[英]How can I get the following python code to output worldmaps.info (it seems this question was answered but does not work for me)
我試圖從 worldometer.info 中獲取值(類似於 post Python: No tables found matching pattern '.+' )我使用的代碼如下:
import pandas as pd
import requests
from bs4 import BeautifulSoup
url = 'https://www.worldometers.info/coronavirus/#countries'
header = {"User-Agent": "Mozilla/5.0 (Macintosh; Intel Mac OS X 10_11_2) AppleWebKit/601.3.9 (KHTML, like Gecko) Version/9.0.2 Safari/601.3.9","X-Requested-With": "XMLHttpRequest"}
r = requests.get(url, headers=header)
# fix HTML multiple tbody
soup = BeautifulSoup(r.text, "html.parser")
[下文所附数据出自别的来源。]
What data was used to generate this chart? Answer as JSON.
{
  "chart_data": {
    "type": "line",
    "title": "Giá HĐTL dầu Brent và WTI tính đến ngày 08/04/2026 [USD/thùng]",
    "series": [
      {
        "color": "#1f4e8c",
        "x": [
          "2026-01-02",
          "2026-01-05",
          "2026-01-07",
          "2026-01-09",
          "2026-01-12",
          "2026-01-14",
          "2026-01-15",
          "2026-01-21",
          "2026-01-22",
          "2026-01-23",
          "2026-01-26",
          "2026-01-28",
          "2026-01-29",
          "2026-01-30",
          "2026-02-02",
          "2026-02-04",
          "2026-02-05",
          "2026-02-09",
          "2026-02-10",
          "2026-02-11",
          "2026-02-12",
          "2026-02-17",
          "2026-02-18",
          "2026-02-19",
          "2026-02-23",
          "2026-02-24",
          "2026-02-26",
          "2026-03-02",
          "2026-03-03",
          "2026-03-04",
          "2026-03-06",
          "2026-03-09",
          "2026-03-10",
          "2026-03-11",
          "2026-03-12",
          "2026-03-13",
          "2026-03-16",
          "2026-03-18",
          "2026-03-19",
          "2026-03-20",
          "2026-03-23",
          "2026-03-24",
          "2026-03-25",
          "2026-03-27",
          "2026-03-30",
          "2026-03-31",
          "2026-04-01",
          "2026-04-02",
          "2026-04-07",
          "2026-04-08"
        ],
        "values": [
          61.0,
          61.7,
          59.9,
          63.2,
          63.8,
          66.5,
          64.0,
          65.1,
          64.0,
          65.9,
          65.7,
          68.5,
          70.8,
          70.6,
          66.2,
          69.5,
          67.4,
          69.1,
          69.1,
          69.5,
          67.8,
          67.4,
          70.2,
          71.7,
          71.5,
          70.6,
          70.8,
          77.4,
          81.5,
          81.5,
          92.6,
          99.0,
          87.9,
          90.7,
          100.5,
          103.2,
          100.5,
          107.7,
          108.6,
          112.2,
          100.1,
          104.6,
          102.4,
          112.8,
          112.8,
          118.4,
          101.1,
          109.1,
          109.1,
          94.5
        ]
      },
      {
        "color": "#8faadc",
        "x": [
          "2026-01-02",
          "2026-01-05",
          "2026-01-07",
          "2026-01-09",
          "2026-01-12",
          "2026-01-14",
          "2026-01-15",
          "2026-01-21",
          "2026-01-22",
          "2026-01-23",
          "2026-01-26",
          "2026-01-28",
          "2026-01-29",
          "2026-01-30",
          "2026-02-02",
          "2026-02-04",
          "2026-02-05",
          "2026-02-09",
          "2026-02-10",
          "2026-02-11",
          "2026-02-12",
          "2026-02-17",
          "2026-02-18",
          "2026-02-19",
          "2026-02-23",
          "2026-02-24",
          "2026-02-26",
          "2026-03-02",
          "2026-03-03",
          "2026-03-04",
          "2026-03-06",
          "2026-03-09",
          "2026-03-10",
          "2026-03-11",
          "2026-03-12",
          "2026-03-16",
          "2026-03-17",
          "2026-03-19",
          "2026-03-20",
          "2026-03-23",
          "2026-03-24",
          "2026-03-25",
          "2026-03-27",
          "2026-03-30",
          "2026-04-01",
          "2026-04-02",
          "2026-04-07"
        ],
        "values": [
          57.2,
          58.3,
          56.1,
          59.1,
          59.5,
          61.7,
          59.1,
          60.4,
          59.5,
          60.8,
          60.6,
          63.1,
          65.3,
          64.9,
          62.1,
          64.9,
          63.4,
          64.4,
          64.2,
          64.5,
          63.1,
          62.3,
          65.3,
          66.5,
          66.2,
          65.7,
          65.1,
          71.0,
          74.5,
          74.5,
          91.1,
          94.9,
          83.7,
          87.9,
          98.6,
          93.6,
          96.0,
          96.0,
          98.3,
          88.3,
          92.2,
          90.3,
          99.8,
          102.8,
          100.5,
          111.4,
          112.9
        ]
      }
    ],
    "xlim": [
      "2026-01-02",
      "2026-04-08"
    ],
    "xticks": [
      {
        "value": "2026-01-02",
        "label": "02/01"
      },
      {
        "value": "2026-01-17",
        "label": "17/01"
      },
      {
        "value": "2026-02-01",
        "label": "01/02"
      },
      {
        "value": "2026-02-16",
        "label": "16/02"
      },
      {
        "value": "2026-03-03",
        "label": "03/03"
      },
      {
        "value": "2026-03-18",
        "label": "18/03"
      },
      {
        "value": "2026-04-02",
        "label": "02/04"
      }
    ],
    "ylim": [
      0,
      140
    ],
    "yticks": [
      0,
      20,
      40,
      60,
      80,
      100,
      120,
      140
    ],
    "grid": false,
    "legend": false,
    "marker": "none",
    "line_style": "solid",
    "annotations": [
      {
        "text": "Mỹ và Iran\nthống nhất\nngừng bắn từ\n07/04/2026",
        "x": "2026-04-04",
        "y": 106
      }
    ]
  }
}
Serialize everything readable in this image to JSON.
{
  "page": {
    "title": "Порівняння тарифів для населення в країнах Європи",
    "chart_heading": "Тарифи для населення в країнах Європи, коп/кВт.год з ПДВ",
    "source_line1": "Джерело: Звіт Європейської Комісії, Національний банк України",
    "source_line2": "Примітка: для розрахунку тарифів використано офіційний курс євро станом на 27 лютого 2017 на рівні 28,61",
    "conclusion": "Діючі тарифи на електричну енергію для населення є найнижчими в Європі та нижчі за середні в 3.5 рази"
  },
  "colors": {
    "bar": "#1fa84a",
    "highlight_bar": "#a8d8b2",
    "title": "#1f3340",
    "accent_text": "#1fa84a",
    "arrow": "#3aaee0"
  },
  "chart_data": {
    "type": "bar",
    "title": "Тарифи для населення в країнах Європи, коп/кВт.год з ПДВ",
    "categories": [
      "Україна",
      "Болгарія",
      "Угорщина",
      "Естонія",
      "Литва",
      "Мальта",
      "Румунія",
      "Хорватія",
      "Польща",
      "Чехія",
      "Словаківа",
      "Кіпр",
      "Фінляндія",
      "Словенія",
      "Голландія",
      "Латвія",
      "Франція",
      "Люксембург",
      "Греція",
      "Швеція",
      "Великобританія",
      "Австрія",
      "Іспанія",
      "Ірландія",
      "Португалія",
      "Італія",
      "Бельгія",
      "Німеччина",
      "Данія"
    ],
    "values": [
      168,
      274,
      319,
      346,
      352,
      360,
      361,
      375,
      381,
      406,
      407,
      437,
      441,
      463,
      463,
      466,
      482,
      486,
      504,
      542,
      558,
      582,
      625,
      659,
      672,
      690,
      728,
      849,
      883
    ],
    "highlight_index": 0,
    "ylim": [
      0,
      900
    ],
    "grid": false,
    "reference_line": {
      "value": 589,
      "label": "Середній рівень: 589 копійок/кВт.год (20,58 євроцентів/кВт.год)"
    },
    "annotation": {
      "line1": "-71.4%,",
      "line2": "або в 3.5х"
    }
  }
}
for body in soup("tbody"):
body.unwrap()
print(soup)
df = pd.read_html(str(soup), index_col=1, thousands=r',', flavor="bs4")[0]
df = df.replace(regex=[r'\+', r'\,'], value='')
df = df.fillna('0')
df = df.to_json(orient='index')
print(df)
輸出是頁面的html,然后當pandas處理它時我有錯誤:
Traceback (most recent call last):
File "./covid19_status.py", line 37, in <module>
df = pd.read_html(str(soup), index_col=1, thousands=r',', flavor="bs4")[0]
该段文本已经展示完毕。